Dal Benin, una storia da “Arsenale”...

Publish date 16-11-2016

 

“Ho parlato di voi nella mia parrocchia, ho fatto vedere i vostri video, le foto ed è nato un gruppo di volontari. Visiteremo gli anziani e i malati, poi faremo un’azione per ripulire le strade del quartiere e, terzo punto, porteremo i bambini dell’orfanotrofio a visitare un parco e la biblioteca. Presto vi invierò le foto!”.

Job Amedee ci scrive dal Benin. Nell’ottobre del 2015 lasciò la sua città, Cotonou, per raggiungere il Brasile. Come tutti i migranti non sa nulla del nuovo mondo, ma quando mette piede all’Arsenale della Speranza di San Paolo si sente a casa. Job è timido, ha l’aria di chi ha sofferto e parla un’altra lingua, ma è capace di usare tutta la sua pazienza e determinazione per cercare di capire il luogo che lo ospita.

Ogni venerdì sera all’Arsenale avviene un incontro per presentare ai nuovi arrivati la storia di questa casa e della comunità che la abita. Job non manca mai! Anche dopo aver ascoltato varie volte quel racconto, torna volentieri ad ascoltare la storia di quel pugno di giovani che trovò casa tra le mura di un vecchio arsenale militare e da lì cominciò a cambiare un pezzo della sua città... Job ha sempre una penna in mano e il quaderno sulle ginocchia e, come un “espoloratore”, descrive quello che vede: “Persone di diverse nazionalità condividono i pasti in armonia – sono parole sue – senza discriminazioni o conflitti religiosi... I professori volontari si sforzano nell’insegnarci il portoghese, anche se un gran numero di noi sono analfabeti.

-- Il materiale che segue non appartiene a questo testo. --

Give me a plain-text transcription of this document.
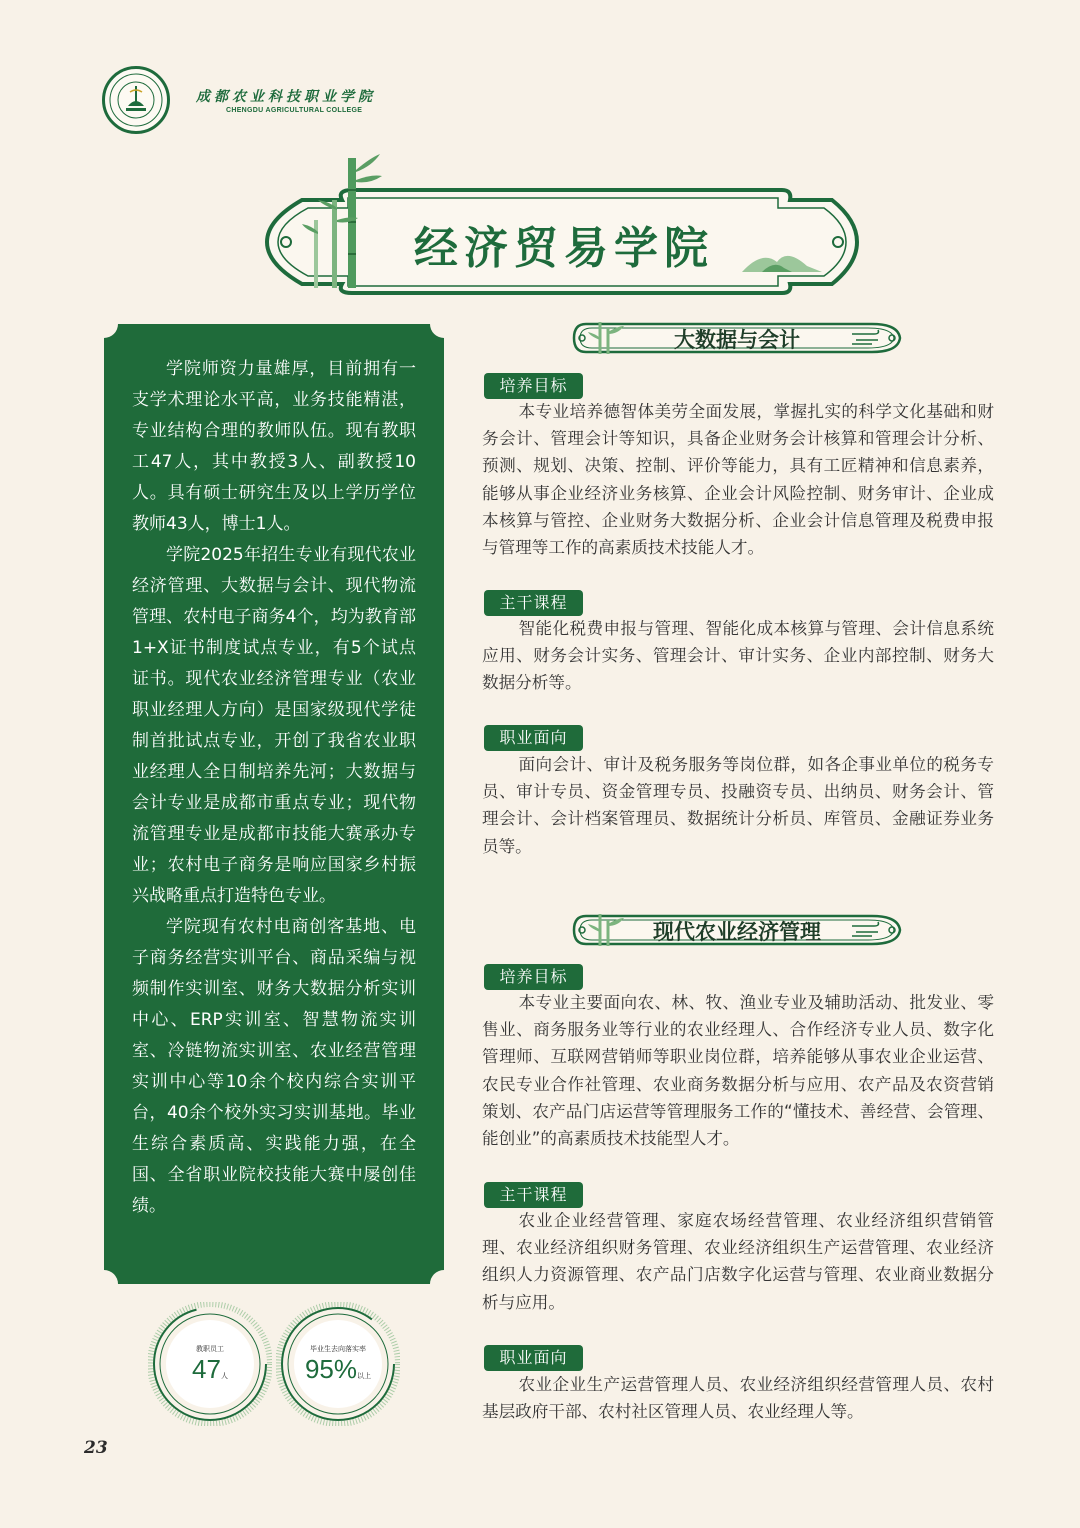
成都农业科技职业学院
CHENGDU AGRICULTURAL COLLEGE
经济贸易学院

学院师资力量雄厚，目前拥有一支学术理论水平高，业务技能精湛，专业结构合理的教师队伍。现有教职工47人，其中教授3人、副教授10人。具有硕士研究生及以上学历学位教师43人，博士1人。

学院2025年招生专业有现代农业经济管理、大数据与会计、现代物流管理、农村电子商务4个，均为教育部1+X证书制度试点专业，有5个试点证书。现代农业经济管理专业（农业职业经理人方向）是国家级现代学徒制首批试点专业，开创了我省农业职业经理人全日制培养先河；大数据与会计专业是成都市重点专业；现代物流管理专业是成都市技能大赛承办专业；农村电子商务是响应国家乡村振兴战略重点打造特色专业。

学院现有农村电商创客基地、电子商务经营实训平台、商品采编与视频制作实训室、财务大数据分析实训中心、ERP实训室、智慧物流实训室、冷链物流实训室、农业经营管理实训中心等10余个校内综合实训平台，40余个校外实习实训基地。毕业生综合素质高、实践能力强，在全国、全省职业院校技能大赛中屡创佳绩。

教职员工
47人
毕业生去向落实率
95%以上
23
大数据与会计
培养目标

本专业培养德智体美劳全面发展，掌握扎实的科学文化基础和财务会计、管理会计等知识，具备企业财务会计核算和管理会计分析、预测、规划、决策、控制、评价等能力，具有工匠精神和信息素养，能够从事企业经济业务核算、企业会计风险控制、财务审计、企业成本核算与管控、企业财务大数据分析、企业会计信息管理及税费申报与管理等工作的高素质技术技能人才。

主干课程

智能化税费申报与管理、智能化成本核算与管理、会计信息系统应用、财务会计实务、管理会计、审计实务、企业内部控制、财务大数据分析等。

职业面向

面向会计、审计及税务服务等岗位群，如各企事业单位的税务专员、审计专员、资金管理专员、投融资专员、出纳员、财务会计、管理会计、会计档案管理员、数据统计分析员、库管员、金融证券业务员等。

现代农业经济管理
培养目标

本专业主要面向农、林、牧、渔业专业及辅助活动、批发业、零售业、商务服务业等行业的农业经理人、合作经济专业人员、数字化管理师、互联网营销师等职业岗位群，培养能够从事农业企业运营、农民专业合作社管理、农业商务数据分析与应用、农产品及农资营销策划、农产品门店运营等管理服务工作的“懂技术、善经营、会管理、能创业”的高素质技术技能型人才。

主干课程

农业企业经营管理、家庭农场经营管理、农业经济组织营销管理、农业经济组织财务管理、农业经济组织生产运营管理、农业经济组织人力资源管理、农产品门店数字化运营与管理、农业商业数据分析与应用。

职业面向

农业企业生产运营管理人员、农业经济组织经营管理人员、农村基层政府干部、农村社区管理人员、农业经理人等。
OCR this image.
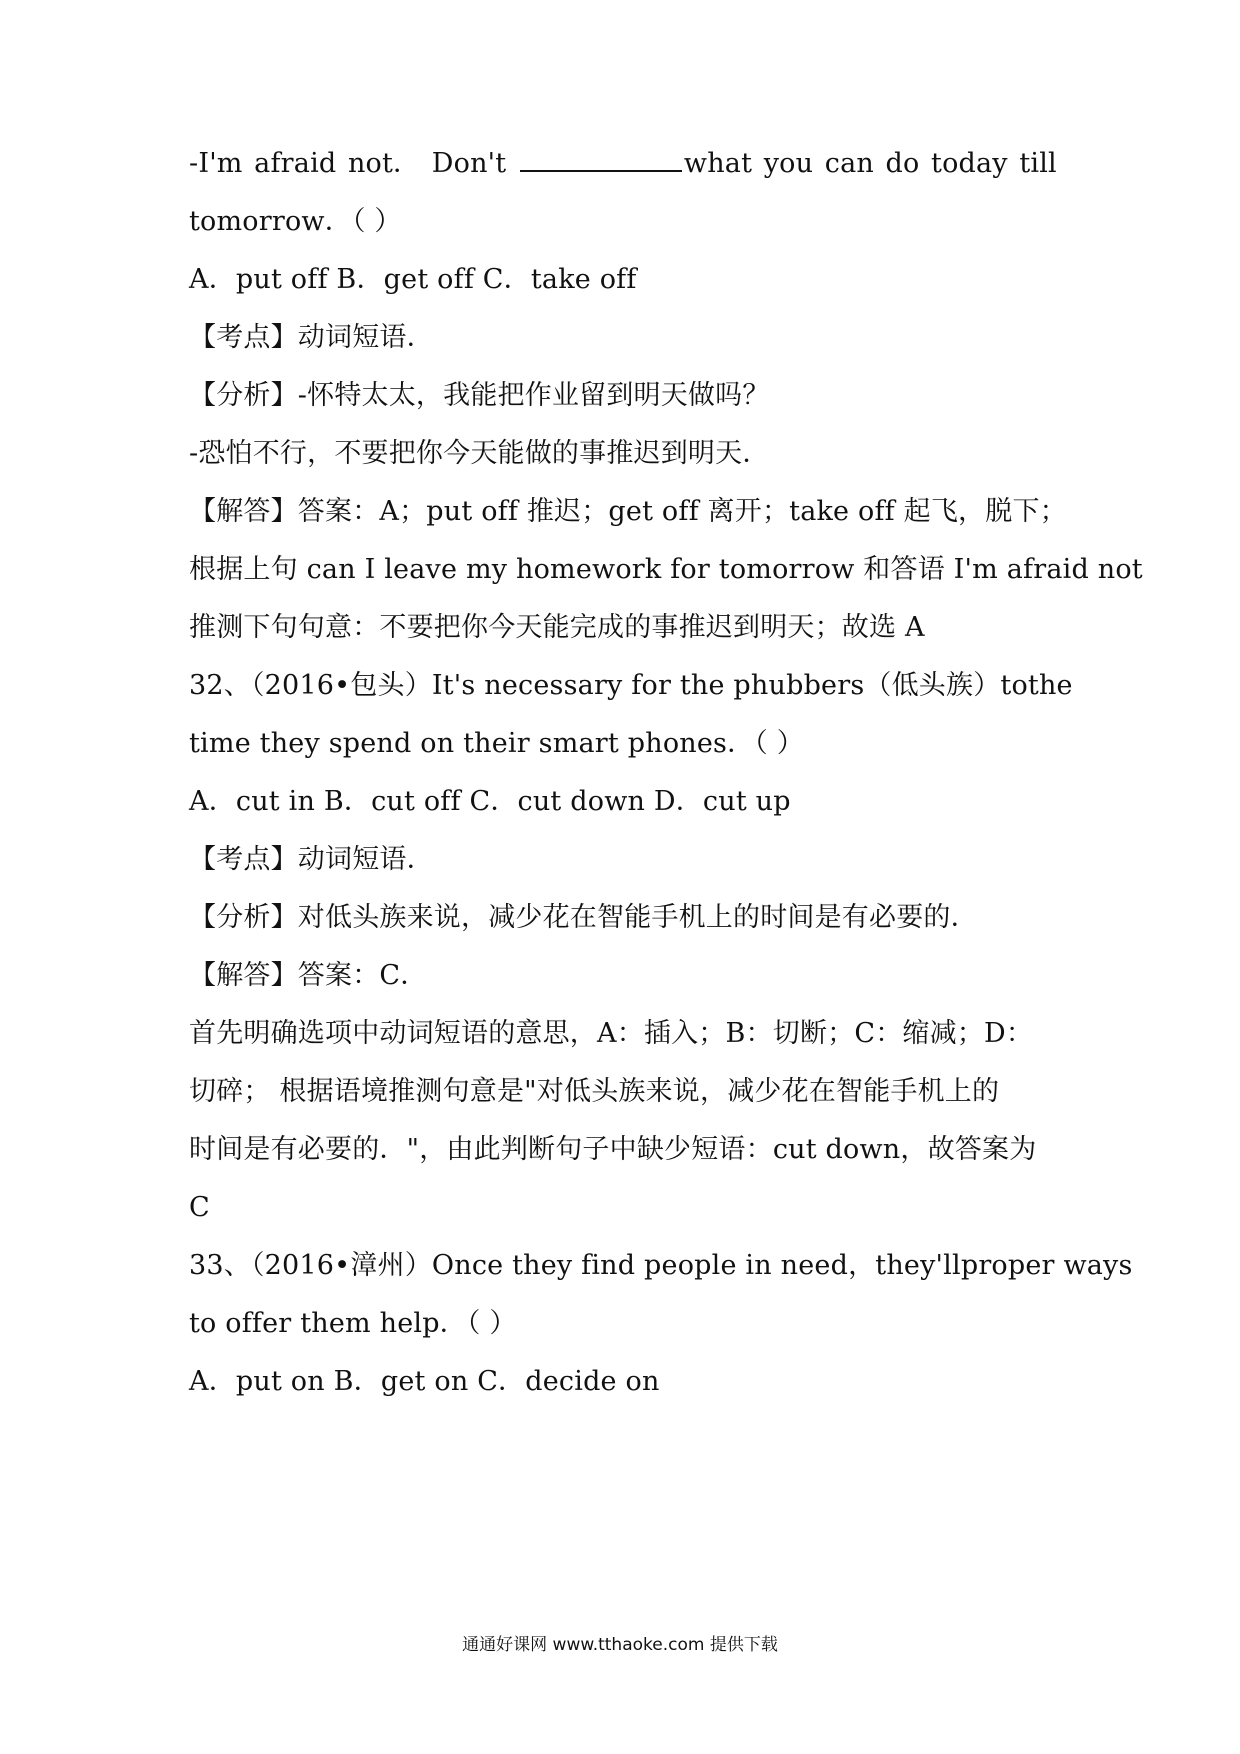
-I'm afraid not． Don't	what you can do today till
tomorrow．（ ）
A．put off B．get off C．take off
【考点】动词短语．
【分析】-怀特太太，我能把作业留到明天做吗？
-恐怕不行，不要把你今天能做的事推迟到明天．
【解答】答案：A；put off 推迟；get off 离开；take off 起飞，脱下；
根据上句 can I leave my homework for tomorrow 和答语 I'm afraid not
推测下句句意：不要把你今天能完成的事推迟到明天；故选 A
32、（2016•包头）It's necessary for the phubbers（低头族）to the
time they spend on their smart phones．（ ）
A．cut in B．cut off C．cut down D．cut up
【考点】动词短语．
【分析】对低头族来说，减少花在智能手机上的时间是有必要的．
【解答】答案：C．
首先明确选项中动词短语的意思，A：插入；B：切断；C：缩减；D：
切碎； 根据语境推测句意是"对低头族来说，减少花在智能手机上的
时间是有必要的．"，由此判断句子中缺少短语：cut down，故答案为
C
33、（2016•漳州）Once they find people in need，they'll proper ways
to offer them help．（ ）
A．put on B．get on C．decide on
通通好课网 www.tthaoke.com 提供下载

Nonostante le differenze culturali, loro ci capiscono”.

Job è approdato in Brasile e all’Arsenale perchè aveva fame e sapeva che nessuno può mangiare al posto suo, ma arrivando da quella fame ha capito subito che all’Arsenale il cibo non è una semplice routine, ma è il frutto di un sogno più grande, quello di Ernesto Olivero e dei suoi amici: combattere la fame nel mondo. Si può ricavare gioia e coraggio da un cibo così! Soprattutto quando si capisce che ognuno di noi, timido o estroverso, povero o riccho, nero o bianco può contribuire a sfamare gli altri, anche perchè i grandi sogni non si addicono a porzioni esclusive.

Il 21 marzo scorso Job ha deciso di ritornare in Benin portandosi dietro il quaderno degli appunti, una bandiera della pace e una fetta di sogno da condividere con la sua gente. Nel suo messaggio, ci ha allegato la foto di una riunione: il quaderno è sul tavolo, la bandiera appesa alle sue spalle e attorno a lui un pugno di giovani che hanno tanto l’aria di chi ha deciso di impegnarsi per cambiare un pezzo di città... perchè quando si ha fame di costruire un mondo nuovo nessuno può farlo al posto tuo. Le altre foto si commentano da sole.